2.
Le père Devon MacKenzie faisait tristement observer à ses visiteurs que son église bien-aimée, St. François de Sales, était située si près de la cathédrale épiscopale de St. John the Divine qu’elle passait presque inaperçue.
Une douzaine d’années auparavant, le père Devon avait craint que St. François soit bientôt fermée, et il n’aurait pu honnêtement contester cette décision. Après tout, l’église datait du dix-neuvième siècle et avait besoin d’importantes réparations. Mais tandis que de plus en plus de buildings modernes se construisaient dans le quartier et que les vieux immeubles sans ascenseur étaient rénovés, il avait eu la joie de voir apparaître de nouveaux visages à la messe du dimanche.
La paroisse avait repris vie, lui permettant d’effectuer certains travaux au cours des cinq années précédentes. Les vitraux avaient été nettoyés ainsi que les fresques noircies par la saleté accumulée, les bancs de bois avaient été poncés et vernis, les prie-Dieu retapissés de neuf.

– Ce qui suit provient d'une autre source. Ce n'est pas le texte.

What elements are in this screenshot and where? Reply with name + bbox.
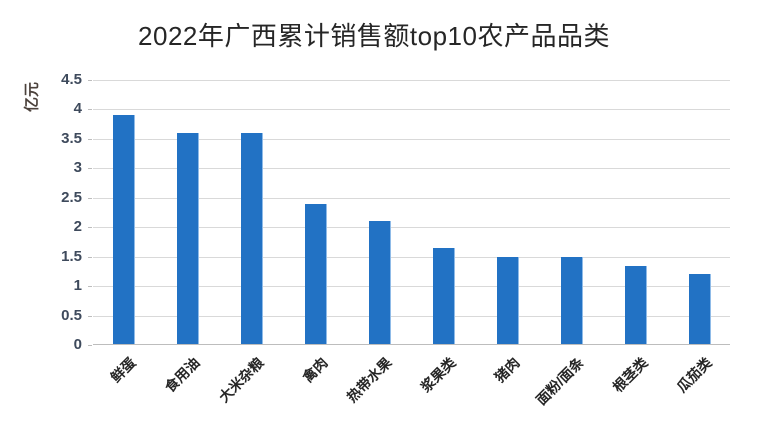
y-tick-label: 4 bbox=[73, 100, 82, 118]
y-tick-label: 0.5 bbox=[61, 306, 82, 324]
gridline bbox=[93, 138, 730, 140]
bar bbox=[433, 247, 455, 344]
y-tick-mark bbox=[88, 345, 92, 346]
y-tick-label: 0 bbox=[73, 336, 82, 353]
y-tick-label: 3 bbox=[73, 159, 82, 177]
y-tick-mark bbox=[88, 168, 92, 170]
y-tick-mark bbox=[88, 315, 92, 317]
bar bbox=[497, 256, 519, 344]
y-tick-label: 1 bbox=[73, 277, 82, 295]
plot-area bbox=[93, 80, 730, 345]
y-tick-label: 2 bbox=[73, 218, 82, 236]
gridline bbox=[93, 80, 730, 81]
gridline bbox=[93, 286, 730, 288]
gridline bbox=[93, 256, 730, 258]
y-tick-label: 1.5 bbox=[61, 247, 82, 265]
bar bbox=[241, 133, 263, 344]
bar bbox=[369, 221, 391, 344]
y-tick-mark bbox=[88, 80, 92, 81]
y-tick-mark bbox=[88, 256, 92, 258]
y-tick-mark bbox=[88, 197, 92, 199]
y-tick-label: 3.5 bbox=[61, 129, 82, 147]
bar bbox=[113, 115, 135, 344]
bar bbox=[305, 203, 327, 344]
bar bbox=[689, 274, 711, 344]
y-tick-label: 2.5 bbox=[61, 188, 82, 206]
gridline bbox=[93, 315, 730, 317]
bar bbox=[561, 256, 583, 344]
gridline bbox=[93, 168, 730, 170]
bar bbox=[177, 133, 199, 344]
gridline bbox=[93, 227, 730, 229]
gridline bbox=[93, 197, 730, 199]
gridline bbox=[93, 109, 730, 111]
y-tick-mark bbox=[88, 109, 92, 111]
y-tick-mark bbox=[88, 138, 92, 140]
x-axis-line bbox=[93, 344, 730, 345]
bar bbox=[625, 265, 647, 344]
chart-title: 2022年广西累计销售额top10农产品品类 bbox=[138, 21, 610, 51]
y-tick-mark bbox=[88, 227, 92, 229]
y-tick-label: 4.5 bbox=[61, 71, 82, 88]
y-tick-mark bbox=[88, 286, 92, 288]
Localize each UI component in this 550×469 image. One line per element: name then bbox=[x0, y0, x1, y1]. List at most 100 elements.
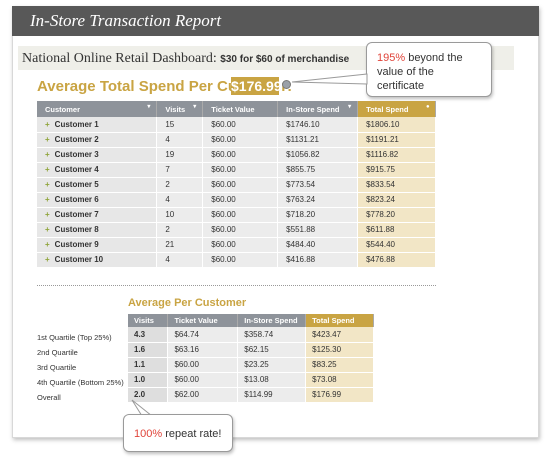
table-row: 1.1 $60.00 $23.25 $83.25 bbox=[128, 357, 374, 373]
info-icon[interactable]: ● bbox=[426, 104, 430, 110]
table-row[interactable]: + Customer 1 15 $60.00 $1746.10 $1806.10 bbox=[37, 117, 436, 133]
average-spend-value: $176.99 bbox=[231, 77, 282, 95]
table-cell: $114.99 bbox=[237, 387, 307, 403]
table-cell: $718.20 bbox=[277, 207, 359, 223]
table-row[interactable]: + Customer 9 21 $60.00 $484.40 $544.40 bbox=[37, 237, 436, 253]
beyond-text: beyond the value of the certificate bbox=[377, 52, 463, 92]
info-dot-icon[interactable] bbox=[282, 80, 291, 89]
table-cell: $73.08 bbox=[305, 372, 374, 388]
table-row[interactable]: + Customer 6 4 $60.00 $763.24 $823.24 bbox=[37, 192, 436, 208]
table-cell: $763.24 bbox=[277, 192, 359, 208]
table-cell: 4 bbox=[156, 252, 204, 268]
cell-value: $60.00 bbox=[211, 225, 236, 234]
expand-plus-icon[interactable]: + bbox=[45, 150, 50, 159]
cell-value: $60.00 bbox=[211, 135, 236, 144]
sort-icon[interactable]: ▾ bbox=[147, 104, 151, 110]
cell-value: 4 bbox=[165, 195, 170, 204]
column-header-visits[interactable]: Visits ▾ bbox=[156, 101, 204, 117]
table-cell: $64.74 bbox=[167, 327, 239, 343]
column-header-label: Total Spend bbox=[366, 104, 409, 114]
cell-value: Customer 9 bbox=[54, 240, 99, 249]
cell-value: $823.24 bbox=[366, 195, 395, 204]
table-row[interactable]: + Customer 7 10 $60.00 $718.20 $778.20 bbox=[37, 207, 436, 223]
sort-icon[interactable]: ▾ bbox=[193, 104, 197, 110]
table-cell: 21 bbox=[156, 237, 204, 253]
table-cell: 4.3 bbox=[128, 327, 169, 343]
dashboard-subtitle: $30 for $60 of merchandise bbox=[220, 54, 350, 65]
avg-column-header: Visits bbox=[128, 314, 169, 327]
table-cell: $62.15 bbox=[237, 342, 307, 358]
table-cell: $176.99 bbox=[305, 387, 374, 403]
table-row[interactable]: + Customer 3 19 $60.00 $1056.82 $1116.82 bbox=[37, 147, 436, 163]
table-cell: $611.88 bbox=[357, 222, 436, 238]
table-row[interactable]: + Customer 5 2 $60.00 $773.54 $833.54 bbox=[37, 177, 436, 193]
cell-value: $60.00 bbox=[211, 180, 236, 189]
cell-value: $1131.21 bbox=[286, 135, 319, 144]
table-cell: $1746.10 bbox=[277, 117, 359, 133]
table-row[interactable]: + Customer 10 4 $60.00 $416.88 $476.88 bbox=[37, 252, 436, 268]
expand-plus-icon[interactable]: + bbox=[45, 240, 50, 249]
quartile-label: 2nd Quartile bbox=[37, 348, 78, 357]
table-cell: 4 bbox=[156, 192, 204, 208]
cell-value: Customer 6 bbox=[54, 195, 99, 204]
column-header-customer[interactable]: Customer ▾ bbox=[37, 101, 158, 117]
avg-per-customer-title: Average Per Customer bbox=[128, 297, 247, 309]
expand-plus-icon[interactable]: + bbox=[45, 195, 50, 204]
cell-value: $1746.10 bbox=[286, 119, 320, 129]
table-cell: $833.54 bbox=[357, 177, 436, 193]
cell-value: $833.54 bbox=[366, 180, 395, 189]
expand-plus-icon[interactable]: + bbox=[45, 225, 50, 234]
table-cell: $60.00 bbox=[202, 222, 279, 238]
table-cell: $773.54 bbox=[277, 177, 359, 193]
table-row[interactable]: + Customer 2 4 $60.00 $1131.21 $1191.21 bbox=[37, 132, 436, 148]
column-header-in-store-spend[interactable]: In-Store Spend ▾ bbox=[277, 101, 359, 117]
customer-name-cell: + Customer 5 bbox=[37, 177, 158, 193]
cell-value: $60.00 bbox=[211, 119, 236, 129]
table-cell: $551.88 bbox=[277, 222, 359, 238]
cell-value: $1806.10 bbox=[366, 119, 400, 129]
cell-value: $1116.82 bbox=[366, 150, 399, 159]
title-bar: In-Store Transaction Report bbox=[12, 6, 539, 36]
sort-icon[interactable]: ▾ bbox=[348, 104, 352, 110]
quartile-labels: 1st Quartile (Top 25%) 2nd Quartile 3rd Qu… bbox=[37, 330, 124, 405]
quartile-label: 3rd Quartile bbox=[37, 363, 77, 372]
table-row[interactable]: + Customer 8 2 $60.00 $551.88 $611.88 bbox=[37, 222, 436, 238]
cell-value: $60.00 bbox=[211, 150, 236, 159]
expand-plus-icon[interactable]: + bbox=[45, 255, 50, 264]
table-cell: $60.00 bbox=[167, 372, 239, 388]
table-cell: $60.00 bbox=[202, 207, 279, 223]
cell-value: 4 bbox=[165, 255, 170, 264]
cell-value: 2 bbox=[165, 225, 170, 234]
repeat-rate-callout: 100% repeat rate! bbox=[123, 414, 233, 452]
customer-name-cell: + Customer 6 bbox=[37, 192, 158, 208]
expand-plus-icon[interactable]: + bbox=[45, 135, 50, 144]
table-cell: $60.00 bbox=[202, 237, 279, 253]
table-cell: $83.25 bbox=[305, 357, 374, 373]
column-header-label: Ticket Value bbox=[211, 104, 255, 114]
table-cell: $62.00 bbox=[167, 387, 239, 403]
table-cell: $915.75 bbox=[357, 162, 436, 178]
expand-plus-icon[interactable]: + bbox=[45, 119, 50, 129]
table-row[interactable]: + Customer 4 7 $60.00 $855.75 $915.75 bbox=[37, 162, 436, 178]
table-cell: $13.08 bbox=[237, 372, 307, 388]
column-header-label: In-Store Spend bbox=[286, 104, 340, 114]
avg-column-header: Ticket Value bbox=[167, 314, 239, 327]
cell-value: 10 bbox=[165, 210, 175, 219]
column-header-total-spend[interactable]: Total Spend ● bbox=[357, 101, 436, 117]
table-cell: $60.00 bbox=[202, 177, 279, 193]
cell-value: $484.40 bbox=[286, 240, 316, 249]
cell-value: $1056.82 bbox=[286, 150, 320, 159]
cell-value: $60.00 bbox=[211, 255, 236, 264]
table-row: 1.0 $60.00 $13.08 $73.08 bbox=[128, 372, 374, 388]
customer-name-cell: + Customer 4 bbox=[37, 162, 158, 178]
quartile-label: Overall bbox=[37, 393, 61, 402]
beyond-percent: 195% bbox=[377, 52, 406, 64]
expand-plus-icon[interactable]: + bbox=[45, 210, 50, 219]
expand-plus-icon[interactable]: + bbox=[45, 165, 50, 174]
table-cell: $1191.21 bbox=[357, 132, 436, 148]
column-header-ticket-value[interactable]: Ticket Value bbox=[202, 101, 279, 117]
customer-name-cell: + Customer 8 bbox=[37, 222, 158, 238]
expand-plus-icon[interactable]: + bbox=[45, 180, 50, 189]
column-header-label: Customer bbox=[45, 104, 81, 114]
customer-name-cell: + Customer 2 bbox=[37, 132, 158, 148]
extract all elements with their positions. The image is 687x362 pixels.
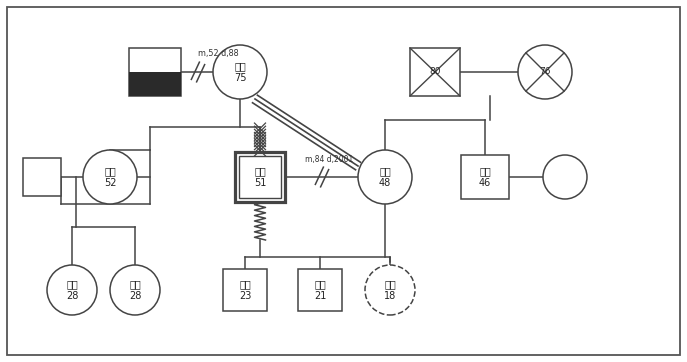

Puis, lorsque le pape Benoît XVI avait déclaré que chaque curé pourrait décider de célébrer la messe en latin, le père Devon avait annoncé que dorénavant la messe dominicale de onze heures serait dite dans cette langue traditionnelle de l’Église que lui-même parlait couramment.
La réaction de ses paroissiens l’étonna. L’église était désormais pleine à craquer à cette heure-là, non seulement de personnes âgées mais d’adolescents et de jeunes adultes qui répondaient avec ardeur Deo grattas au lieu de « Rendons grâce à Dieu », et récitaient le Pater Noster à la place du Notre-Père.
Devon avait soixante-huit ans, deux ans de moins que le frère qu’il avait perdu dans la tragédie du 11 Septembre, et il était à la fois l’oncle et le parrain de Mack. À la messe, lorsqu’il invitait les fidèles à adresser en silence leurs requêtes à Dieu, lui-même priait toujours pour son neveu, en espérant son retour.
Le jour de la fête des Mères, sa prière était particulièrement fervente. Aujourd’hui, en arrivant au presbytère, il avait trouvé un message de Carolyn sur le répondeur. « Oncle Dev – il a appelé à trois heures moins cinq ce matin. Il avait l’air en forme. Il a très vite raccroché. À ce soir. »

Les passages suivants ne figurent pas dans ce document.